Il secondo percorso è la sfida di convincere la comunità internazionale a sollevare le sanzioni e a sostenere i progetti di ricostruzione, contribuendo a rilanciare l’economia siriana devastata e attirando investimenti per raggiungere il tanto auspicato recupero economico. L’economia siriana è completamente in crisi; non si può parlare di stabilità politica e di pace sociale senza un rilancio economico, ed è ciò che Ahmad al-Sharaa ha cercato di realizzare durante il suo primo viaggio all’estero in Arabia Saudita”.
– Come spiega il continuo afflusso di delegazioni internazionali a Damasco nonostante le loro preoccupazioni per il background jihadista di al-Sharaa?
“Le visite estere sono motivate principalmente dalla necessità di esplorare la situazione, valutare i nuovi governanti e ascoltare direttamente le forze vincitrici. I paesi direttamente o indirettamente influenzati dalla situazione siriana devono prendere una posizione riguardo alle nuove trasformazioni e vogliono che le loro posizioni siano basate su dati concreti piuttosto che su comunicati e rapporti. È vero che i nuovi governanti hanno una formazione jihadista, ma rappresentano al momento la migliore opzione disponibile; sono migliori rispetto all’ISIS, ad al-Qaeda e ai jihadisti stranieri. Inoltre, essi rappresentano un’autorità di fatto che non può essere ignorata”.

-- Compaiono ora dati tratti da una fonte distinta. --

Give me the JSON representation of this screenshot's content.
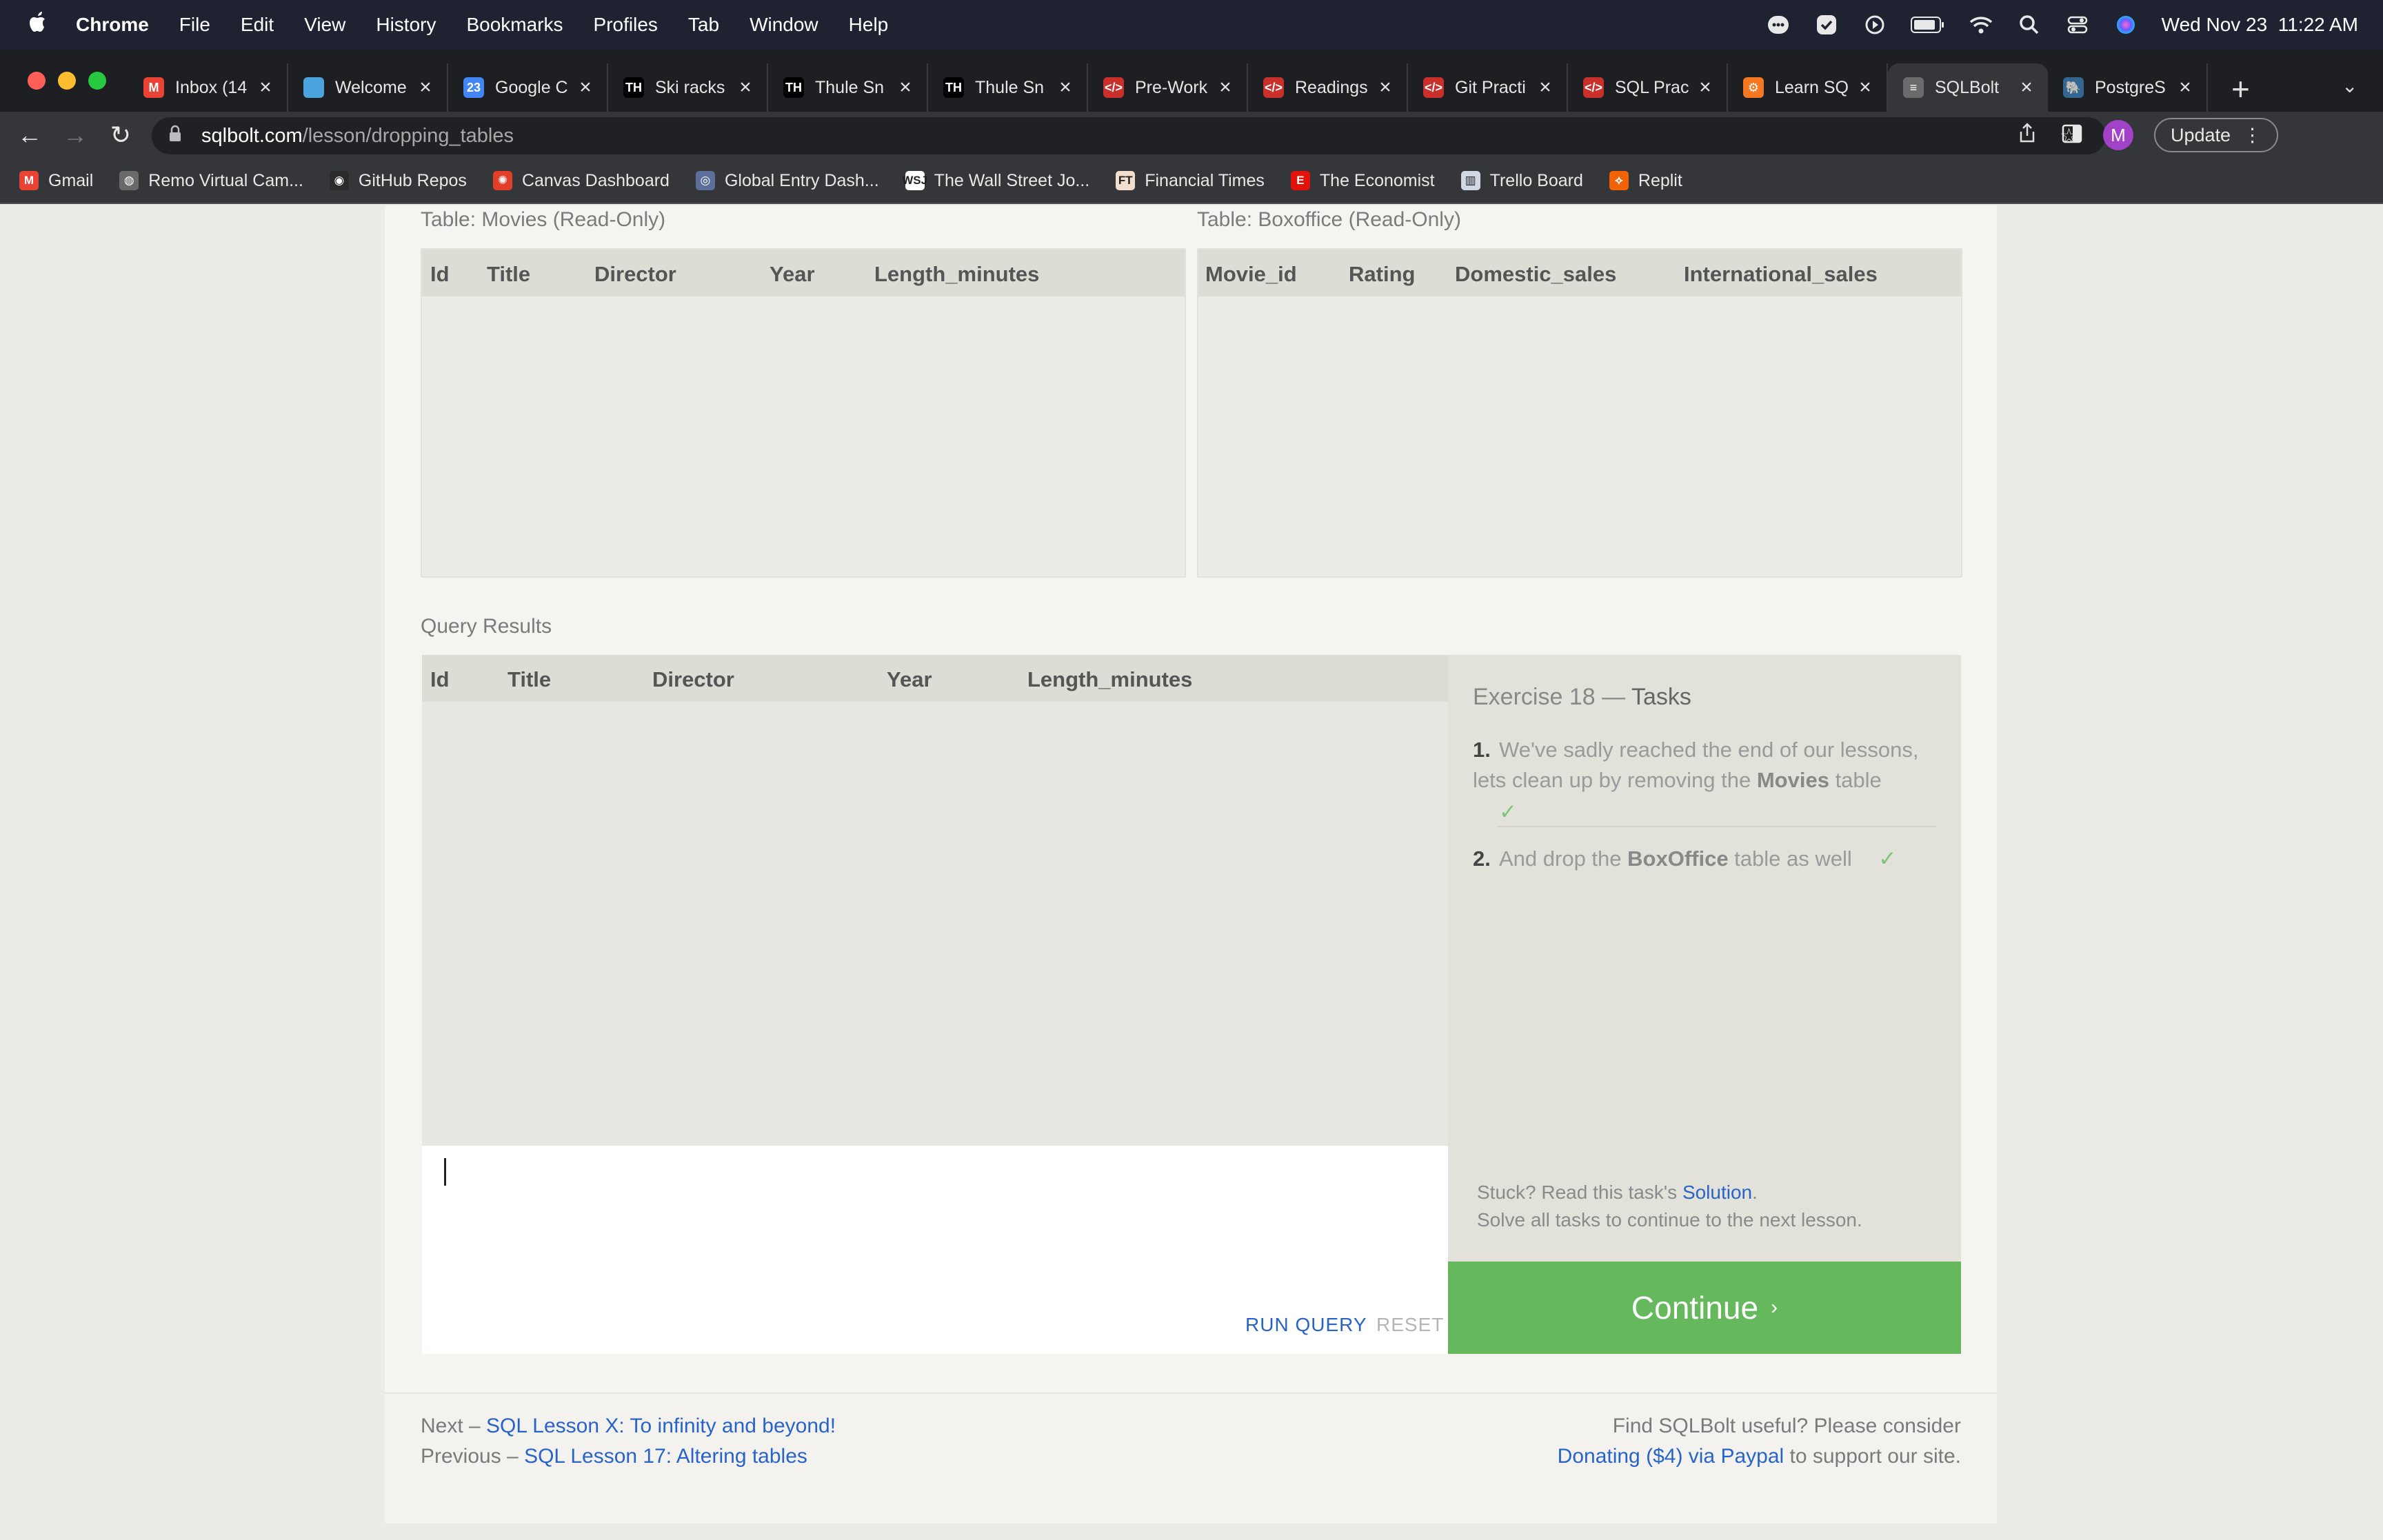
{
  "menubar": {
    "app": "Chrome",
    "items": [
      "File",
      "Edit",
      "View",
      "History",
      "Bookmarks",
      "Profiles",
      "Tab",
      "Window",
      "Help"
    ],
    "datetime": "Wed Nov 23  11:22 AM"
  },
  "tabs": [
    {
      "title": "Inbox (14",
      "icon": "gmail-icon",
      "color": "#ea4335",
      "glyph": "M"
    },
    {
      "title": "Welcome",
      "icon": "welcome-icon",
      "color": "#4aa3df",
      "glyph": ""
    },
    {
      "title": "Google C",
      "icon": "google-calendar-icon",
      "color": "#4285f4",
      "glyph": "23"
    },
    {
      "title": "Ski racks",
      "icon": "thule-icon",
      "color": "#000000",
      "glyph": "TH"
    },
    {
      "title": "Thule Sn",
      "icon": "thule-icon",
      "color": "#000000",
      "glyph": "TH"
    },
    {
      "title": "Thule Sn",
      "icon": "thule-icon",
      "color": "#000000",
      "glyph": "TH"
    },
    {
      "title": "Pre-Work",
      "icon": "code-shield-icon",
      "color": "#c9302c",
      "glyph": "</>"
    },
    {
      "title": "Readings",
      "icon": "code-shield-icon",
      "color": "#c9302c",
      "glyph": "</>"
    },
    {
      "title": "Git Practi",
      "icon": "code-shield-icon",
      "color": "#c9302c",
      "glyph": "</>"
    },
    {
      "title": "SQL Prac",
      "icon": "code-shield-icon",
      "color": "#c9302c",
      "glyph": "</>"
    },
    {
      "title": "Learn SQ",
      "icon": "hubspot-icon",
      "color": "#f57722",
      "glyph": "⚙"
    },
    {
      "title": "SQLBolt",
      "icon": "database-icon",
      "color": "#6b6b6b",
      "glyph": "≡",
      "active": true
    },
    {
      "title": "PostgreS",
      "icon": "postgres-icon",
      "color": "#336791",
      "glyph": "🐘"
    }
  ],
  "toolbar": {
    "url_host": "sqlbolt.com",
    "url_path": "/lesson/dropping_tables",
    "avatar_letter": "M",
    "update_label": "Update"
  },
  "bookmarks": [
    {
      "label": "Gmail",
      "icon": "gmail-icon",
      "color": "#ea4335",
      "glyph": "M"
    },
    {
      "label": "Remo Virtual Cam...",
      "icon": "globe-icon",
      "color": "#6a6a6a",
      "glyph": "◍"
    },
    {
      "label": "GitHub Repos",
      "icon": "github-icon",
      "color": "#2b2b2b",
      "glyph": "◉"
    },
    {
      "label": "Canvas Dashboard",
      "icon": "canvas-icon",
      "color": "#e13f29",
      "glyph": "✺"
    },
    {
      "label": "Global Entry Dash...",
      "icon": "dhs-seal-icon",
      "color": "#5b6f9a",
      "glyph": "◎"
    },
    {
      "label": "The Wall Street Jo...",
      "icon": "wsj-icon",
      "color": "#ffffff",
      "glyph": "WSJ"
    },
    {
      "label": "Financial Times",
      "icon": "ft-icon",
      "color": "#f2dfce",
      "glyph": "FT"
    },
    {
      "label": "The Economist",
      "icon": "economist-icon",
      "color": "#e3120b",
      "glyph": "E"
    },
    {
      "label": "Trello Board",
      "icon": "trello-icon",
      "color": "#cfd8e3",
      "glyph": "▥"
    },
    {
      "label": "Replit",
      "icon": "replit-icon",
      "color": "#f26207",
      "glyph": "⟡"
    }
  ],
  "page": {
    "movies_table": {
      "label": "Table: Movies (Read-Only)",
      "columns": [
        "Id",
        "Title",
        "Director",
        "Year",
        "Length_minutes"
      ]
    },
    "boxoffice_table": {
      "label": "Table: Boxoffice (Read-Only)",
      "columns": [
        "Movie_id",
        "Rating",
        "Domestic_sales",
        "International_sales"
      ]
    },
    "results": {
      "label": "Query Results",
      "columns": [
        "Id",
        "Title",
        "Director",
        "Year",
        "Length_minutes"
      ]
    },
    "editor": {
      "query": "",
      "run_label": "RUN QUERY",
      "reset_label": "RESET"
    },
    "tasks": {
      "heading_prefix": "Exercise 18 —",
      "heading_strong": "Tasks",
      "items": [
        {
          "num": "1.",
          "pre": "We've sadly reached the end of our lessons, lets clean up by removing the ",
          "bold": "Movies",
          "post": " table",
          "check": "✓"
        },
        {
          "num": "2.",
          "pre": "And drop the ",
          "bold": "BoxOffice",
          "post": " table as well",
          "check": "✓"
        }
      ],
      "stuck_prefix": "Stuck? Read this task's ",
      "stuck_link": "Solution",
      "stuck_suffix": ".",
      "solve_all": "Solve all tasks to continue to the next lesson."
    },
    "continue_label": "Continue",
    "continue_arrow": "›",
    "footer": {
      "next_prefix": "Next – ",
      "next_link": "SQL Lesson X: To infinity and beyond!",
      "prev_prefix": "Previous – ",
      "prev_link": "SQL Lesson 17: Altering tables",
      "support_line1": "Find SQLBolt useful? Please consider",
      "support_link": "Donating ($4) via Paypal",
      "support_suffix": " to support our site."
    }
  },
  "colors": {
    "continue_green": "#65b85c",
    "link_blue": "#2864c8",
    "check_green": "#7cc47a"
  }
}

– Può l’ascesa di Hayat Tahrir al-Sham incentivare la partecipazione politica di altri gruppi jihadisti nella regione?
“Assolutamente sì. Il successo di un gruppo jihadista nell’accedere al potere potrebbe rappresentare un incentivo per altre organizzazioni ad intensificare le proprie attività politiche. Questo potrebbe anche spingerle a modificare la linea politica e le stesse idee jihadiste. Tuttavia un tale cambiamento non è prevedibile per gruppi radicali come l’ISIS”.
– Come influisce questa trasformazione sul futuro dell’ISIS, di al-Qaeda e dei gruppi radicali in Siria e all’estero?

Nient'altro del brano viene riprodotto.